Blake Anderson has the difficult task of taking a successful 2021 season and trying to make 2022 just as good or even better.
The Utah State football team was a surprise to almost everyone last year. In the pandemic shortened 2020 season, the Aggies went 1-5 and ended the campaign mired in controversy. Shortly thereafter, Anderson officially took over the program with little to no expectations.
And then he went and led the Aggies to an 11-3 record in 2021 and a victory in the L.A. Bowl. If that can happen in Logan, why not somewhere else?
So as the Aggies prepare to open the season against a Connecticut team rebuilding amid disarray, Anderson wants them worried.
“If we can go from 1-5 to 11-3, so can anybody else,” Anderson said. “We have to expect the best team we’re going to see all season.”
Jim Mora is the new Huskies coach
Anderson knows what it’s like to be the new kid on the turf. But it’s not every day that new kid is Jim Mora, who coached NFL teams in various capacities before going to UCLA from 2012-2017 and then taking the head coaching job at UConn this season after part of a season as an offensive assistant to interim coach Lou Spanos.
“It’s not every day you face a guy that’s got that kind of track record,” Anderson said. “Just a tremendous amount of respect for his career and what he’s been able to do.”
UConn isn’t expected to give the Aggies any problems. Utah State is heavily favored to win, and it has the roster continuity to back that up.
But UConn’s coaching situation does give Anderson some pause.
“How do you prepare for a team with a new head coach, new coordinators, really no film to go off of? That is a real problem,” Anderson said. “We really don’t know what to expect. We’re just going to have to adjust quickly.”
Last week, Spanos, the Huskies defensive coordinator, took a leave of absence for “personal reasons.” The school gave no further details and did not indicate whether he could return this season.
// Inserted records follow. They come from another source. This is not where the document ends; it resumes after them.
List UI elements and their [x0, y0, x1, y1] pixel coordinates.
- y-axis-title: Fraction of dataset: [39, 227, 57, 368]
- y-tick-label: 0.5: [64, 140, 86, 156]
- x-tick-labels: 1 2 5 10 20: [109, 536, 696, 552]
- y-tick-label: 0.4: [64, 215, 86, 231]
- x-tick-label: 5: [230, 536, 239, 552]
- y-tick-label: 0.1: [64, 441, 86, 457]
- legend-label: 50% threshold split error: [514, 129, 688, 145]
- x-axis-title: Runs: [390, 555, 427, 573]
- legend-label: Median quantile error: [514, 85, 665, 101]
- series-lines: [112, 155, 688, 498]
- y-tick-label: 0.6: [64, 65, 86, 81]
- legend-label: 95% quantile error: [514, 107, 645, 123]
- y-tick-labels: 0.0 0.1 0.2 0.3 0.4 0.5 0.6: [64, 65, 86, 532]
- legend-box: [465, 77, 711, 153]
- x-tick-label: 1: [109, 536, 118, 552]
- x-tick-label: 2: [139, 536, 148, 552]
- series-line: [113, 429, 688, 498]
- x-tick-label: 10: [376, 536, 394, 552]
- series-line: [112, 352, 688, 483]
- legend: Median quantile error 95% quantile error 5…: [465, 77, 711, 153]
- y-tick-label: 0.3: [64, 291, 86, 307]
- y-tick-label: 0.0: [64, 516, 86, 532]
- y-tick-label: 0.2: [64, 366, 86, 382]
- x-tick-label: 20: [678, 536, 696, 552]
“A strange situation and it’s gotten stranger,” Anderson said. “But [Mora] is a defensive guy and I have to believe he can step in and get things calmed down and they’ll be ready to play.”
Wide receivers are the standouts of camp
A year ago, Deven Thompkins was the guy, quite literally, making the biggest jumps for the Aggies.
With Thompkins trying to make an NFL roster, it’s his successors at wide receiver who have made the biggest metaphorical leaps in camp.
Gone are Thompkins and Derek Wright, who is now with the Carolina Panthers.
Now the Aggies will be looking to senior Justin McGriff to lead the way.
“You lost so much productivity. There’s such a big void,” Anderson said. “I’ve been really pleased with how that group has attacked the problem. … We’re playing a lot of guys, using a lot of packages. And the veteran in the room, McGriff, has taken ownership of the group.”
McGriff started every game for the Aggies last season. He caught six touchdown passes and amassed 414 receiving yards. He likes the way the receivers have come along during camp, and alluded to the family atmosphere continuing into this year even with new faces around.
“We have that same brotherhood,” McGriff said. “Obviously it’s different guys in the seats, but the brotherhood is going to be the same. The expectation is going hard every day.”
Aggies rolling out in new looks
USU should be hyped enough to start the 2022 season after how last year ended. And its new uniforms are just going to add to that.
The Aggies are going with a mostly all-white look accented by blue trim. It’s the kind of look you’d only want to get dirty on the football field.
Anderson said the colorway for the opening game harkens back to some Utah State days of old.
“Just kind of a throwback to the Merlin Olsen days with the shoulder stripes and pant stripes just kept coming up,” Anderson said, adding that the team wants to have all new uniforms but can’t afford to do that all at once.
“Eventually we’ll have blue to go with it,” he said. “But the whites are staying here and playing at home in a [whiteout game] is pretty cool too to start with a new uniform.”